My career started when I joined Kodak in the U.K. in 1959, where I was taught to program by Conway Berners-Lee, father of Sir Tim Berners-Lee, the WWW inventor. At that time, we only knew of about 300 stored program computers in the world, although there were probably 300 more in 'secret' places like the military or government.
By 1963, computing in the U.K. surpassed the rest of the world. The British government decided to make the world's most powerful computer: the mighty Atlas, the first computer with an operating system. The manufacturer, Ferranti, couldn't get it to work and asked would-be buyers to send their best programmers to help. Kodak sent me.
The sales price was about £UK 3 million (about $150 million USD today). The sales manager told his team if Ferranti sold three Atlases to the Russian government it would solve Russian computer needs to the year 2000. It was the time of MAD (Mutually Assured Destruction), when computers guided nuclear weapons and supported the space race to get a man to the moon. Atlas was less powerful than the MAC I'm using today.
As Special Ambassador for Univac, Grace Hopper, the inventor of COBOL (the most widely used programming language in the 1960s to 1980s), toured the world giving lectures about the industry. I had the pleasure of escorting her to various British Computer Society functions whenever she visited the U.K.
After a dinner in 1973, she asked if we would like to see the new computer Univac had loaned her. She dived into her handbag and brought out an object the size of a cigarette packet. We all stared, amazed, as she opened the box and picked up an even smaller object. Grace proceeded to tell us the impossibly small computer had a 64-kilobyte COBOL complier. We wanted to see it in action, so someone brought over a teletype with a printer, and from the side of the device Grace pulled out a fine cable the width of a human hair and a transformer with an adaptor for the fine cable to plug into as the power supply.

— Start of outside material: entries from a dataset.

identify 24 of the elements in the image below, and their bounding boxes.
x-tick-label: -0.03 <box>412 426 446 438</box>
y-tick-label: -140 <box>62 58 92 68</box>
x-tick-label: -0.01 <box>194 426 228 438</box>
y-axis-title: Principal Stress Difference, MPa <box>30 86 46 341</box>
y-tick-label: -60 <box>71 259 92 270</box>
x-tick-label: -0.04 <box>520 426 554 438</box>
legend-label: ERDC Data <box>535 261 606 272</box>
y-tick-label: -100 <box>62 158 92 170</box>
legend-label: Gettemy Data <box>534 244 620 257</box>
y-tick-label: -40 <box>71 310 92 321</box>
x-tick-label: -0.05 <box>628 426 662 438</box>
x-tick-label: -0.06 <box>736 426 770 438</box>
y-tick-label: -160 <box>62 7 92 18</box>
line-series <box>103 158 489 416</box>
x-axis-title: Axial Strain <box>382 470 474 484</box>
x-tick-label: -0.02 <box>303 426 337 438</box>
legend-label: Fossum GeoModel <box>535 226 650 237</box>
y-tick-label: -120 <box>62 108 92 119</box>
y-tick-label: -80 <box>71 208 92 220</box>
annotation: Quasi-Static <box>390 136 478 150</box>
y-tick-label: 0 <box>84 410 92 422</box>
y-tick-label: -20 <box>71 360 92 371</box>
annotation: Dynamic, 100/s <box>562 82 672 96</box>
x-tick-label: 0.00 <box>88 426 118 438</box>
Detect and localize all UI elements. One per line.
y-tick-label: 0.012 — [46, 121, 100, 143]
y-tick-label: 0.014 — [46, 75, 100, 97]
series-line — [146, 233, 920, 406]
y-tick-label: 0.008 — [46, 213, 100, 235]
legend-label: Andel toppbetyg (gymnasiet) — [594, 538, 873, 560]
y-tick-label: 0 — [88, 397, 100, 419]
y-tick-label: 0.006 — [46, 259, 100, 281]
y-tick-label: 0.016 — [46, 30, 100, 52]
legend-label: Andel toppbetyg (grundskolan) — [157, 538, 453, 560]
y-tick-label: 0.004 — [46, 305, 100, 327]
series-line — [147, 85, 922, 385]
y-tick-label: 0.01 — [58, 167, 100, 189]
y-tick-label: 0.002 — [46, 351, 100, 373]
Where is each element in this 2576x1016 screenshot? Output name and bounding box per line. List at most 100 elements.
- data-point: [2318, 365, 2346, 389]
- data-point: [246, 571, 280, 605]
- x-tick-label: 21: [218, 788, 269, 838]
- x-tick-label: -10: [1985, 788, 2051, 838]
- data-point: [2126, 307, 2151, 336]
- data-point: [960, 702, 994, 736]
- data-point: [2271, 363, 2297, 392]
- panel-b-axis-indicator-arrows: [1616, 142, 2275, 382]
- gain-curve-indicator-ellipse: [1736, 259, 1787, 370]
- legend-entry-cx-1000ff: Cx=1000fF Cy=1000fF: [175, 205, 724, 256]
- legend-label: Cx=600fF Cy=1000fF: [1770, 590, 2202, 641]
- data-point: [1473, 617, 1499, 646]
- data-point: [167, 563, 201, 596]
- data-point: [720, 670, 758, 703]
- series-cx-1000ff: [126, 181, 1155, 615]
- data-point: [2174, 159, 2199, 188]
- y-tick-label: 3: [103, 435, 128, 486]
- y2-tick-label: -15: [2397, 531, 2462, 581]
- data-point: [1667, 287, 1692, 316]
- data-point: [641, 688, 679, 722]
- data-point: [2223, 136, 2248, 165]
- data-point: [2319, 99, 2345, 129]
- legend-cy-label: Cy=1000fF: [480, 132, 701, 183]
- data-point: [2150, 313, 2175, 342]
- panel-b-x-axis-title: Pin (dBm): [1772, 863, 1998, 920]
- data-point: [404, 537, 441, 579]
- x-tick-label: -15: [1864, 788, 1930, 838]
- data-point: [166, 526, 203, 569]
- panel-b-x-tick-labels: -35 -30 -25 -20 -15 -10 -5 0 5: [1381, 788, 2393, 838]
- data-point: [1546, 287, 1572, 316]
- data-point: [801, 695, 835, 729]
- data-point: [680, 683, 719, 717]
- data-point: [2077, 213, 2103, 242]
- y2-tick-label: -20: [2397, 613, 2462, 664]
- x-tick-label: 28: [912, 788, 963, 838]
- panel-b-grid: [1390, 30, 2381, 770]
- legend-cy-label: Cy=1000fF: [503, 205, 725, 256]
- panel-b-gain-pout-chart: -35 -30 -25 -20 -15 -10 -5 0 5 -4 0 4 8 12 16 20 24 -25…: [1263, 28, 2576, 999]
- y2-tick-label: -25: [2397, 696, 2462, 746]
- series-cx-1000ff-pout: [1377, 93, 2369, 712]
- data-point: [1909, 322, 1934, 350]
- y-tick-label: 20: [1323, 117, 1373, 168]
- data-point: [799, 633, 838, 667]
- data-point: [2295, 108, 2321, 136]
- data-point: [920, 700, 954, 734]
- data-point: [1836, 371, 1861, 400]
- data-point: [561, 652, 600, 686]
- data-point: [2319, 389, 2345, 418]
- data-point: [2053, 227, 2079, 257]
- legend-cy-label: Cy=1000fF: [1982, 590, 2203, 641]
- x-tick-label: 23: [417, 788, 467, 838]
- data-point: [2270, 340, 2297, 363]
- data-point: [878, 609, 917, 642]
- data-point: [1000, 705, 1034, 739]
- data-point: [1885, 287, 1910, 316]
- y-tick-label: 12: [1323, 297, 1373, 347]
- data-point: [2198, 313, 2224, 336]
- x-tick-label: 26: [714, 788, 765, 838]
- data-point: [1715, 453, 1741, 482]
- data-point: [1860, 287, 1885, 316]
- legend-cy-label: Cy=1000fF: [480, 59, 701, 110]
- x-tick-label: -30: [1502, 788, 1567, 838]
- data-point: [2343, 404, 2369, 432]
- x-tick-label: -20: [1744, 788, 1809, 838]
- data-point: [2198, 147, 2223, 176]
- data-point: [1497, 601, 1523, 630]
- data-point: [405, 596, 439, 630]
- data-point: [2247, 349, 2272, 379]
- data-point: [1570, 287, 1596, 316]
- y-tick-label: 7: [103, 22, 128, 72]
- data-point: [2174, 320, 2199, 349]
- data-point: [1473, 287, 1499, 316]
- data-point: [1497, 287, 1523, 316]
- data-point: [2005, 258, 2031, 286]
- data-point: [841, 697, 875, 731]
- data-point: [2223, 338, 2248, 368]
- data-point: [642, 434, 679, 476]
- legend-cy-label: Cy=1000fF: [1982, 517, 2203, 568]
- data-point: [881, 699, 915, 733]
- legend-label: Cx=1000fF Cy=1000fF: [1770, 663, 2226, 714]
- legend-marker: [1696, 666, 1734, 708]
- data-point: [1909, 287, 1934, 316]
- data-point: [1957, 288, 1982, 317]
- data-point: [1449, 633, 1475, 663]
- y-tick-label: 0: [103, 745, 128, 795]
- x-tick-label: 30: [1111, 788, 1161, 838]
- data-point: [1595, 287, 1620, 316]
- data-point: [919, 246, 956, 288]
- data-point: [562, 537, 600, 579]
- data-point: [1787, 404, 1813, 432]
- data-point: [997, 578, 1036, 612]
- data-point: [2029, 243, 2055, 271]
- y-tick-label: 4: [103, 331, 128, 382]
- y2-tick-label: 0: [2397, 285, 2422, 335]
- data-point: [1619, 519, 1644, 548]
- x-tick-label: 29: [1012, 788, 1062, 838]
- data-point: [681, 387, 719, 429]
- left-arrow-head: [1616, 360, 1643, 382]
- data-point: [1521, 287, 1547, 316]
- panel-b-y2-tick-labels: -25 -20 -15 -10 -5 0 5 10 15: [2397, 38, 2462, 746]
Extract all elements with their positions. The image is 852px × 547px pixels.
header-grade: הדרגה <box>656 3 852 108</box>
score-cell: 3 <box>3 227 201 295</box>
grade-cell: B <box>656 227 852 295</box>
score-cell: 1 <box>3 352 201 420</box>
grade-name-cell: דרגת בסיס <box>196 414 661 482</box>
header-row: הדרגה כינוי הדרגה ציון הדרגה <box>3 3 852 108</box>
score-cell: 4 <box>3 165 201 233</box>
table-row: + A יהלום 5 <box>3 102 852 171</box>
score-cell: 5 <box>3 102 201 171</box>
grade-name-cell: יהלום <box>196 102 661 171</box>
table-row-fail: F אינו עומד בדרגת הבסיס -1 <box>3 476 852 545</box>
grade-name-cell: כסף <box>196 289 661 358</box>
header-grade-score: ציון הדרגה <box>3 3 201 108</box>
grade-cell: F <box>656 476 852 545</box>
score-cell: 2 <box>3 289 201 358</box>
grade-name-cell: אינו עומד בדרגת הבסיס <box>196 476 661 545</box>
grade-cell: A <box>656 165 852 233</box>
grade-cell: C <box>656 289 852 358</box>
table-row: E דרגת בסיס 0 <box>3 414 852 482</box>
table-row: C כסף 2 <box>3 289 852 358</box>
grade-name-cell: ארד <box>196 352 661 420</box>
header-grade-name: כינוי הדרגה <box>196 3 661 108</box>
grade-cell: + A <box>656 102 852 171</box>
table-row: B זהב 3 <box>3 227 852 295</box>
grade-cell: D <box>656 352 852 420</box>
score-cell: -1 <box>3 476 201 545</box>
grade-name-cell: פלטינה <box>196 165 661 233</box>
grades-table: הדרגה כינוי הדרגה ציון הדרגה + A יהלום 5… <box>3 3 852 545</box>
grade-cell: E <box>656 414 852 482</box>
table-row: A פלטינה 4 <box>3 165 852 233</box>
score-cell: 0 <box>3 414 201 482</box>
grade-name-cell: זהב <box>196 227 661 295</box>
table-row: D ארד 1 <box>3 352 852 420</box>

The group watched as Grace ran a simple COBOL program. We didn't know it then, but we had just witnessed an early silicon chip-based computer. In Grace's opinion, the mainframe was dead and would be replaced by 'multitudes of minicomputers' that would be linked by telephone lines, all working together. It was quite possible she had seen a demonstration of the U.S. Department of Defense's ARPANET, the precursor of the Internet.
In 1974, I moved to Australia. I was the only woman executive at AMP, the largest company in terms of assets. Part of my job was to buy all the hardware. Computers still used core memory, which was sensitive to heat fluctuations. Our Univac salesman told me there was a new type of memory called Metal Oxide on Silica (MOS), which was not affected by heat fluctuations. It cost $1.5 million a megabyte. My boss was flummoxed, not only by the price but also by the size of the memory saying we already had two of the largest computers in the southern hemisphere, each with half a megabyte. I explained the system we were developing was to run real-time database systems, and more memory would be a distinct advantage. I was told if I could get the salesman to bring the cost down to $1 million, we would buy it.
I wish I saved the invoice because it would be of great historical and hysterical value now. Today we refer to MOS memory as computer chips and a megabyte costs a fraction of a cent. Although manufacturing processes for chips have changed considerably, they are not very different from that first megabyte I bought for AMP in the mid 1970s.
And so it goes. Always new things to learn, always tremendous increases in technology accompanied by drop in costs. Always exciting new applications.
It's a wonderful career, especially for women. Come and join us.